To the unjustified certainty of WMD, the stated casus belli, the report adds further:  
"Despite warnings, the consequences of the invasion were underestimated.  The
planning and preparations for Iraq after Saddam Hussein were wholly inadequate."  
The war and, in particular, the bungled occupation have ignited sectarianism and
terrorism across the region and beyond.

What more can be said after such damning indictments?  The British who suffered
179 dead initiated this inquiry.  Yet, the US system of democracy has managed to
ignore the ultimate sacrifice of 4491 service members; it leads to the obvious
question:  Is a US president immune, or is any sitting president afraid of setting a
precedent?

On the day the Chilcot report came out, Jeremy Corbyn, the present Labour Party
leader, addressed the House of Commons:  "On February 15, 2003 over 1.5 million
people ... marched against the impending war in the biggest demonstration in British
history.,"  At least in Britain, he went on, "... while the governing class got it so
horrifically wrong -- many of our people actually got it right."  Not so in the US, where
public opinion was manipulated by a massive PR campaign and the likes of, "... we
don't want the smoking gun to be a mushroom cloud."

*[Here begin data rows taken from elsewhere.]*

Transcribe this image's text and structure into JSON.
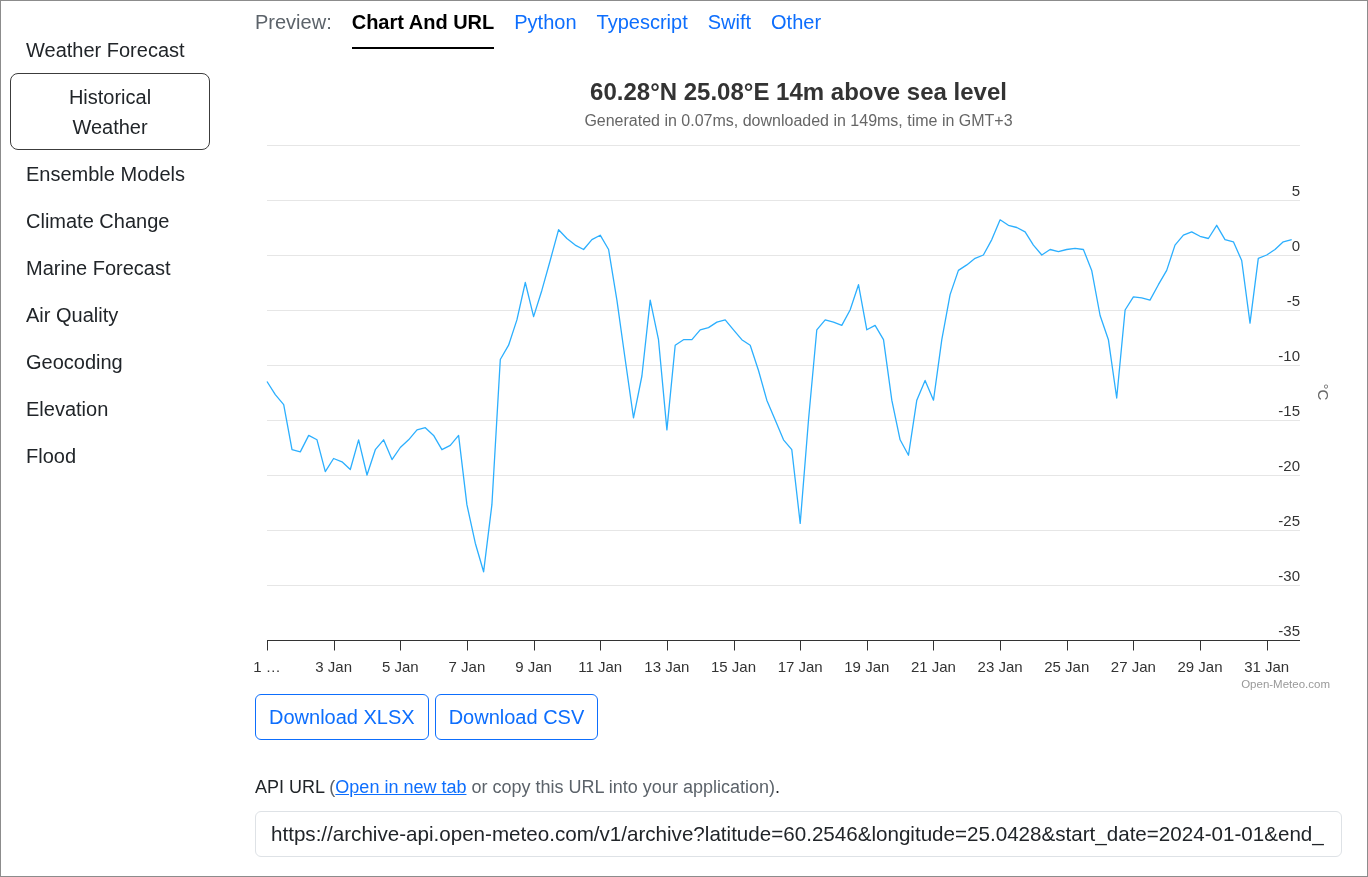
{
  "sidebar": {
    "items": [
      {
        "label": "Weather Forecast",
        "selected": false
      },
      {
        "label": "Historical Weather",
        "selected": true
      },
      {
        "label": "Ensemble Models",
        "selected": false
      },
      {
        "label": "Climate Change",
        "selected": false
      },
      {
        "label": "Marine Forecast",
        "selected": false
      },
      {
        "label": "Air Quality",
        "selected": false
      },
      {
        "label": "Geocoding",
        "selected": false
      },
      {
        "label": "Elevation",
        "selected": false
      },
      {
        "label": "Flood",
        "selected": false
      }
    ]
  },
  "preview_tabs": {
    "label": "Preview:",
    "tabs": [
      {
        "label": "Chart And URL",
        "selected": true
      },
      {
        "label": "Python",
        "selected": false
      },
      {
        "label": "Typescript",
        "selected": false
      },
      {
        "label": "Swift",
        "selected": false
      },
      {
        "label": "Other",
        "selected": false
      }
    ]
  },
  "chart": {
    "subtitle": "Generated in 0.07ms, downloaded in 149ms, time in GMT+3",
    "credit": "Open-Meteo.com",
    "chart_data": {
      "type": "line",
      "title": "60.28°N 25.08°E 14m above sea level",
      "ylabel": "°C",
      "grid": true,
      "categories": [
        "1 …",
        null,
        null,
        null,
        null,
        null,
        null,
        null,
        "3 Jan",
        null,
        null,
        null,
        null,
        null,
        null,
        null,
        "5 Jan",
        null,
        null,
        null,
        null,
        null,
        null,
        null,
        "7 Jan",
        null,
        null,
        null,
        null,
        null,
        null,
        null,
        "9 Jan",
        null,
        null,
        null,
        null,
        null,
        null,
        null,
        "11 Jan",
        null,
        null,
        null,
        null,
        null,
        null,
        null,
        "13 Jan",
        null,
        null,
        null,
        null,
        null,
        null,
        null,
        "15 Jan",
        null,
        null,
        null,
        null,
        null,
        null,
        null,
        "17 Jan",
        null,
        null,
        null,
        null,
        null,
        null,
        null,
        "19 Jan",
        null,
        null,
        null,
        null,
        null,
        null,
        null,
        "21 Jan",
        null,
        null,
        null,
        null,
        null,
        null,
        null,
        "23 Jan",
        null,
        null,
        null,
        null,
        null,
        null,
        null,
        "25 Jan",
        null,
        null,
        null,
        null,
        null,
        null,
        null,
        "27 Jan",
        null,
        null,
        null,
        null,
        null,
        null,
        null,
        "29 Jan",
        null,
        null,
        null,
        null,
        null,
        null,
        null,
        "31 Jan",
        null,
        null,
        null
      ],
      "ylim": [
        -35,
        10
      ],
      "yticks": [
        -35,
        -30,
        -25,
        -20,
        -15,
        -10,
        -5,
        0,
        5
      ],
      "series": [
        {
          "color": "#2caffe",
          "values": [
            -11.5,
            -12.7,
            -13.6,
            -17.7,
            -17.9,
            -16.4,
            -16.8,
            -19.7,
            -18.5,
            -18.8,
            -19.5,
            -16.8,
            -20,
            -17.7,
            -16.8,
            -18.6,
            -17.5,
            -16.8,
            -15.9,
            -15.7,
            -16.4,
            -17.7,
            -17.3,
            -16.4,
            -22.7,
            -26.2,
            -28.8,
            -22.7,
            -9.5,
            -8.2,
            -5.9,
            -2.5,
            -5.6,
            -3.2,
            -0.5,
            2.3,
            1.5,
            0.9,
            0.5,
            1.4,
            1.8,
            0.5,
            -4.1,
            -9.5,
            -14.8,
            -11,
            -4.1,
            -7.7,
            -15.9,
            -8.2,
            -7.7,
            -7.7,
            -6.8,
            -6.6,
            -6.1,
            -5.9,
            -6.8,
            -7.7,
            -8.2,
            -10.5,
            -13.2,
            -15,
            -16.8,
            -17.7,
            -24.4,
            -15,
            -6.8,
            -5.9,
            -6.1,
            -6.4,
            -5,
            -2.7,
            -6.8,
            -6.4,
            -7.7,
            -13.2,
            -16.8,
            -18.2,
            -13.2,
            -11.4,
            -13.2,
            -7.7,
            -3.6,
            -1.4,
            -0.9,
            -0.3,
            0,
            1.4,
            3.2,
            2.7,
            2.5,
            2.1,
            0.9,
            0,
            0.5,
            0.3,
            0.5,
            0.6,
            0.5,
            -1.4,
            -5.5,
            -7.7,
            -13,
            -5,
            -3.8,
            -3.9,
            -4.1,
            -2.7,
            -1.4,
            0.9,
            1.8,
            2.1,
            1.7,
            1.5,
            2.7,
            1.4,
            1.2,
            -0.5,
            -6.2,
            -0.3,
            0,
            0.5,
            1.2,
            1.4
          ]
        }
      ]
    }
  },
  "downloads": [
    "Download XLSX",
    "Download CSV"
  ],
  "api_url": {
    "label": "API URL",
    "open": "(",
    "link": "Open in new tab",
    "rest": "or copy this URL into your application)",
    "end": ".",
    "value": "https://archive-api.open-meteo.com/v1/archive?latitude=60.2546&longitude=25.0428&start_date=2024-01-01&end_"
  }
}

And so it is.  Are we ever likely to see Blair, Bush or Cheney in the dock.  Not even if
hell freezes over as the saying goes.  Even now Hillary Clinton is off the email hook,
just the latest in a long history of sordid events; meanwhile, a woman has brought
charges of rape, when she was only twelve years old, against Donald Trump, whose
former wife accused him also of rape until a handsome settlement.  Sexual assault
upon a New York hotel maid resulted in charges against Dominique Strauss-Kahn,
former IMF head and putative French presidential candidate.  The maid eventually
being paid off, the charges were dropped.

When the political elite can act with impunity, it becomes a corrosive salt eating away
at the framework of democracy.  It is an ill omen.